The jury read 132 books, narrowed it down to a longlist of 12 and then a shortlist of five.
"Amid all the anger and confusion surrounding the global refugee crisis, Omar El Akkad's What Strange Paradise paints a portrait of displacement and belonging that is at once unflinching and tender," the jury said in a statement.
"In examining the confluence of war, migration and a sense of settlement, it raises questions of indifference and powerlessness and, ultimately, offers clues as to how we might reach out empathetically in a divided world."
This year's televised gala in Toronto, co-hosted by poet Rupi Kaur and actor Paul Sun-Hyung Lee, featured a musical performance by Measha Brueggergosman Lee and the Denzal Sinclaire Quartet. The 2021 event returned to its usual in-person festivities — with attendees having been asked to show proof of vaccination and photo ID upon entry — after hosting a online livestreamed event in 2020 due to the Covid-19 pandemic.
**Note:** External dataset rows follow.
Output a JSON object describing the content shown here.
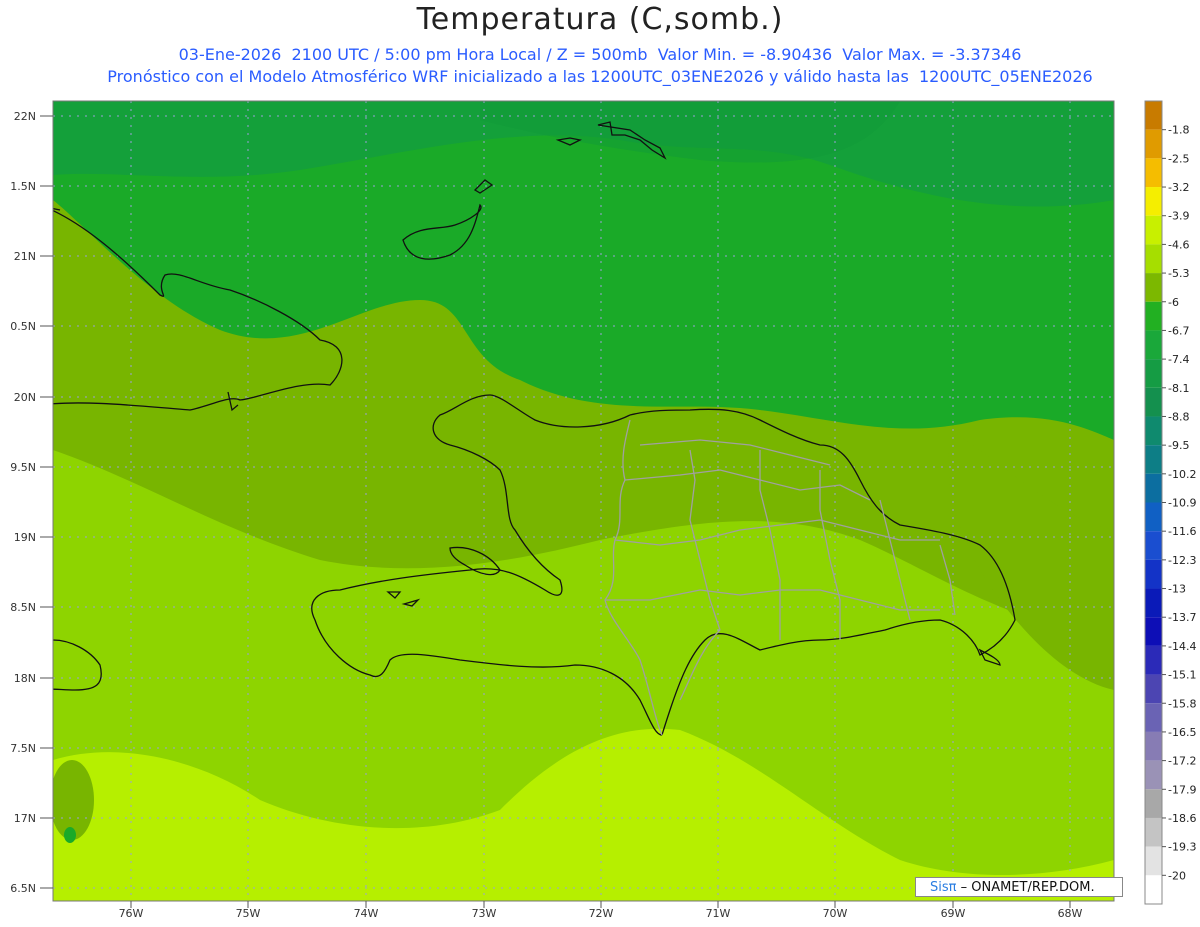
{
  "title": "Temperatura (C,somb.)",
  "subtitle_line1": "03-Ene-2026  2100 UTC / 5:00 pm Hora Local / Z = 500mb  Valor Min. = -8.90436  Valor Max. = -3.37346",
  "subtitle_line2": "Pronóstico con el Modelo Atmosférico WRF inicializado a las 1200UTC_03ENE2026 y válido hasta las  1200UTC_05ENE2026",
  "credit": {
    "brand": "Sisπ",
    "text": "– ONAMET/REP.DOM."
  },
  "lat_labels": [
    "22N",
    "1.5N",
    "21N",
    "0.5N",
    "20N",
    "9.5N",
    "19N",
    "8.5N",
    "18N",
    "7.5N",
    "17N",
    "6.5N"
  ],
  "lon_labels": [
    "76W",
    "75W",
    "74W",
    "73W",
    "72W",
    "71W",
    "70W",
    "69W",
    "68W"
  ],
  "legend": {
    "labels": [
      "-1.8",
      "-2.5",
      "-3.2",
      "-3.9",
      "-4.6",
      "-5.3",
      "-6",
      "-6.7",
      "-7.4",
      "-8.1",
      "-8.8",
      "-9.5",
      "-10.2",
      "-10.9",
      "-11.6",
      "-12.3",
      "-13",
      "-13.7",
      "-14.4",
      "-15.1",
      "-15.8",
      "-16.5",
      "-17.2",
      "-17.9",
      "-18.6",
      "-19.3",
      "-20"
    ],
    "colors": [
      "#c87b00",
      "#e09b00",
      "#f5bd00",
      "#f5ee00",
      "#c8f000",
      "#a6de00",
      "#7cb800",
      "#22b022",
      "#1aa83a",
      "#159c44",
      "#14904e",
      "#0f8a6e",
      "#0d7e86",
      "#0c6ea0",
      "#1060c4",
      "#1a4ed0",
      "#1333c7",
      "#0a1ab8",
      "#0d0eb6",
      "#2b2ab8",
      "#4c45b2",
      "#6a63b4",
      "#877cb4",
      "#9a92b6",
      "#a8a8a8",
      "#c4c4c4",
      "#e3e3e3",
      "#ffffff"
    ]
  },
  "map": {
    "colors": {
      "deep_green": "#14a03a",
      "green": "#1aaa28",
      "olive": "#78b500",
      "lime": "#8ed400",
      "yellow_lime": "#b6ef00",
      "border": "#111111",
      "provinces": "#a0a0a0"
    }
  }
}
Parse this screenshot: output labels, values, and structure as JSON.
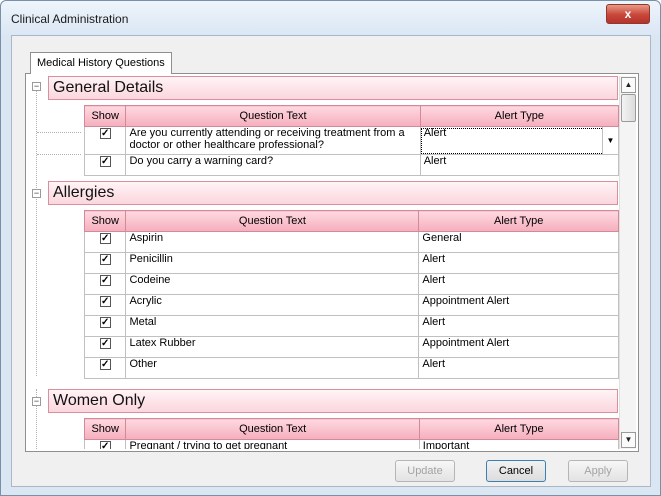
{
  "window": {
    "title": "Clinical Administration",
    "close_glyph": "x"
  },
  "tabs": [
    {
      "label": "Medical History Questions"
    }
  ],
  "columns": {
    "show": "Show",
    "question": "Question Text",
    "alert": "Alert Type"
  },
  "sections": [
    {
      "title": "General Details",
      "rows": [
        {
          "checked": true,
          "question": "Are you currently attending or receiving treatment from a doctor or other healthcare professional?",
          "alert": "Alert"
        },
        {
          "checked": true,
          "question": "Do you carry a warning card?",
          "alert": "Alert"
        }
      ]
    },
    {
      "title": "Allergies",
      "rows": [
        {
          "checked": true,
          "question": "Aspirin",
          "alert": "General"
        },
        {
          "checked": true,
          "question": "Penicillin",
          "alert": "Alert"
        },
        {
          "checked": true,
          "question": "Codeine",
          "alert": "Alert"
        },
        {
          "checked": true,
          "question": "Acrylic",
          "alert": "Appointment Alert"
        },
        {
          "checked": true,
          "question": "Metal",
          "alert": "Alert"
        },
        {
          "checked": true,
          "question": "Latex Rubber",
          "alert": "Appointment Alert"
        },
        {
          "checked": true,
          "question": "Other",
          "alert": "Alert"
        }
      ]
    },
    {
      "title": "Women Only",
      "rows": [
        {
          "checked": true,
          "question": "Pregnant / trying to get pregnant",
          "alert": "Important"
        }
      ]
    }
  ],
  "buttons": {
    "update": "Update",
    "cancel": "Cancel",
    "apply": "Apply"
  },
  "icons": {
    "expander": "collapse-minus-icon",
    "checkbox": "checkbox-checked-icon",
    "dropdown": "chevron-down-icon"
  },
  "colors": {
    "section_header": "#fbd6de",
    "grid_header": "#f5aebd",
    "close": "#c8463a"
  }
}
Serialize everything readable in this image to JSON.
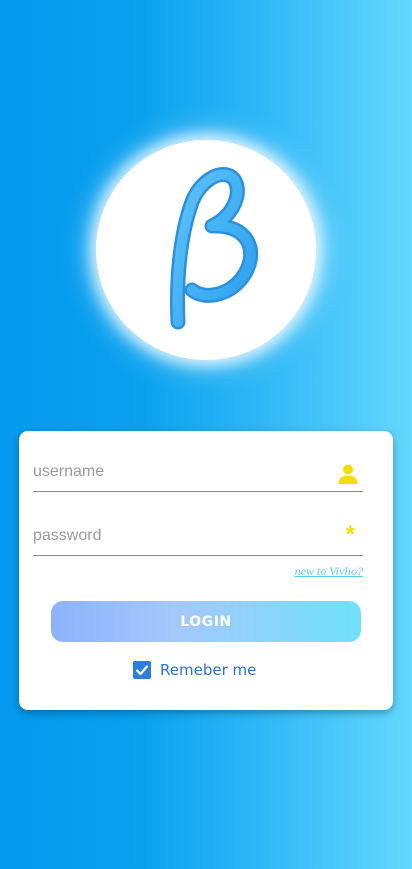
{
  "logo": {
    "letter": "β",
    "icon": "beta-logo-icon"
  },
  "login_form": {
    "username": {
      "placeholder": "username",
      "value": "",
      "icon": "user-icon"
    },
    "password": {
      "placeholder": "password",
      "value": "",
      "icon": "asterisk-icon",
      "icon_glyph": "*"
    },
    "signup_link": "new to Vivlio?",
    "login_button": "LOGIN",
    "remember_me": {
      "label": "Remeber me",
      "checked": true
    }
  },
  "colors": {
    "background_start": "#0399ee",
    "background_end": "#64d8fd",
    "accent_yellow": "#f5dc0a",
    "checkbox_blue": "#2c7ee0",
    "link_cyan": "#56cce8"
  }
}
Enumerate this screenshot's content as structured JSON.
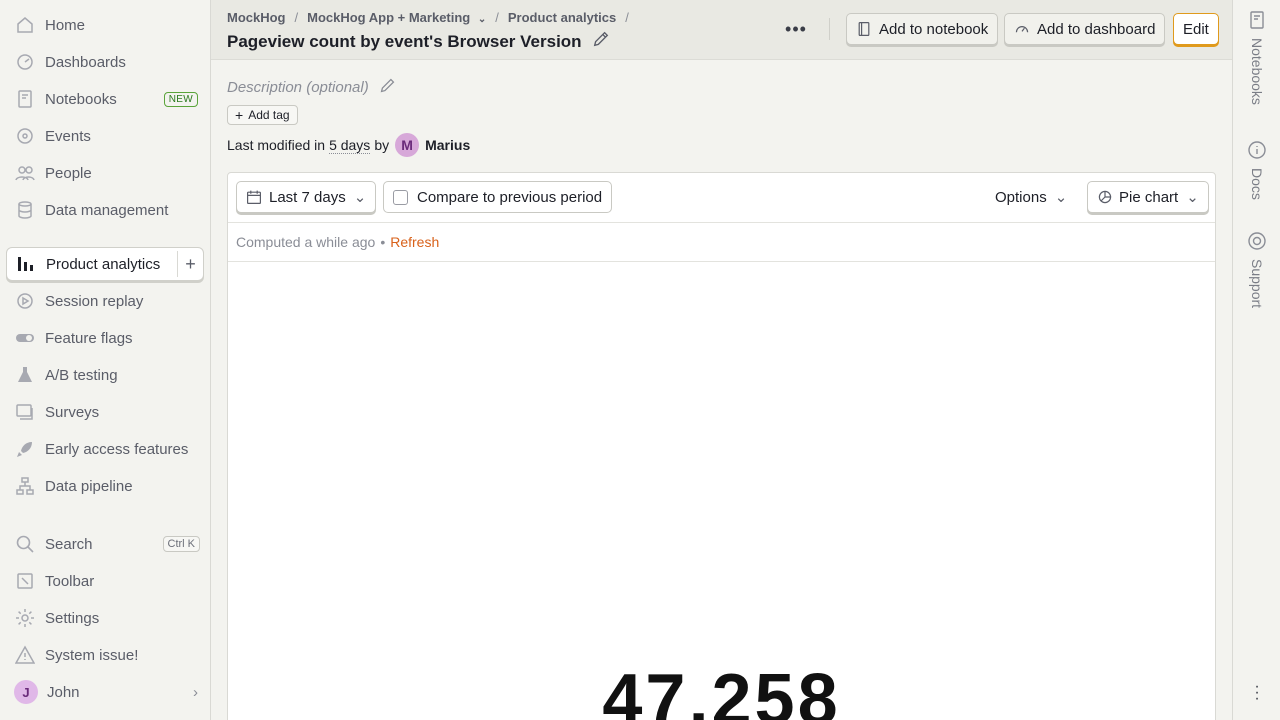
{
  "sidebar": {
    "items": [
      {
        "label": "Home",
        "icon": "home-icon"
      },
      {
        "label": "Dashboards",
        "icon": "dashboard-icon"
      },
      {
        "label": "Notebooks",
        "icon": "notebook-icon",
        "badge": "NEW"
      },
      {
        "label": "Events",
        "icon": "events-icon"
      },
      {
        "label": "People",
        "icon": "people-icon"
      },
      {
        "label": "Data management",
        "icon": "database-icon"
      },
      {
        "label": "Product analytics",
        "icon": "bar-chart-icon"
      },
      {
        "label": "Session replay",
        "icon": "replay-icon"
      },
      {
        "label": "Feature flags",
        "icon": "toggle-icon"
      },
      {
        "label": "A/B testing",
        "icon": "flask-icon"
      },
      {
        "label": "Surveys",
        "icon": "survey-icon"
      },
      {
        "label": "Early access features",
        "icon": "rocket-icon"
      },
      {
        "label": "Data pipeline",
        "icon": "pipeline-icon"
      }
    ],
    "search": {
      "label": "Search",
      "shortcut": "Ctrl K"
    },
    "toolbar": {
      "label": "Toolbar"
    },
    "settings": {
      "label": "Settings"
    },
    "system_issue": {
      "label": "System issue!"
    },
    "user": {
      "initial": "J",
      "name": "John"
    }
  },
  "rail": {
    "notebooks": "Notebooks",
    "docs": "Docs",
    "support": "Support"
  },
  "header": {
    "breadcrumbs": [
      "MockHog",
      "MockHog App + Marketing",
      "Product analytics"
    ],
    "separator": "/",
    "title": "Pageview count by event's Browser Version",
    "add_to_notebook": "Add to notebook",
    "add_to_dashboard": "Add to dashboard",
    "edit": "Edit"
  },
  "insight": {
    "description_placeholder": "Description (optional)",
    "add_tag": "Add tag",
    "modified_prefix": "Last modified in",
    "modified_when": "5 days",
    "modified_by": "by",
    "author_initial": "M",
    "author_name": "Marius"
  },
  "toolbar": {
    "date_range": "Last 7 days",
    "compare_label": "Compare to previous period",
    "compare_checked": false,
    "options": "Options",
    "chart_type": "Pie chart"
  },
  "status": {
    "computed": "Computed a while ago",
    "bullet": "•",
    "refresh": "Refresh"
  },
  "result": {
    "total": "47,258"
  },
  "colors": {
    "accent_orange": "#d8611a",
    "edit_border": "#e09a1c",
    "badge_green": "#2b7a1e"
  }
}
El Akkad was presented with the $100,000 award by Elana Rabinovitch, the daughter of Jack Rabinovitch, and Scotiabank's executive vice president and chief marketing officer John Doig.
Jack Rabinovitch founded the prize in honour of his late wife Doris Giller in 1994. Rabinovitch died in 2017 at the age of 87.
Past Giller Prize winners include Souvankham Thammavongsa for How to Pronounce Knife, Esi Edugyan for Washington Black and Half-Blood Blues, Margaret Atwood for Alias Grace, Ian Williams for Reproduction and Alice Munro for Runaway.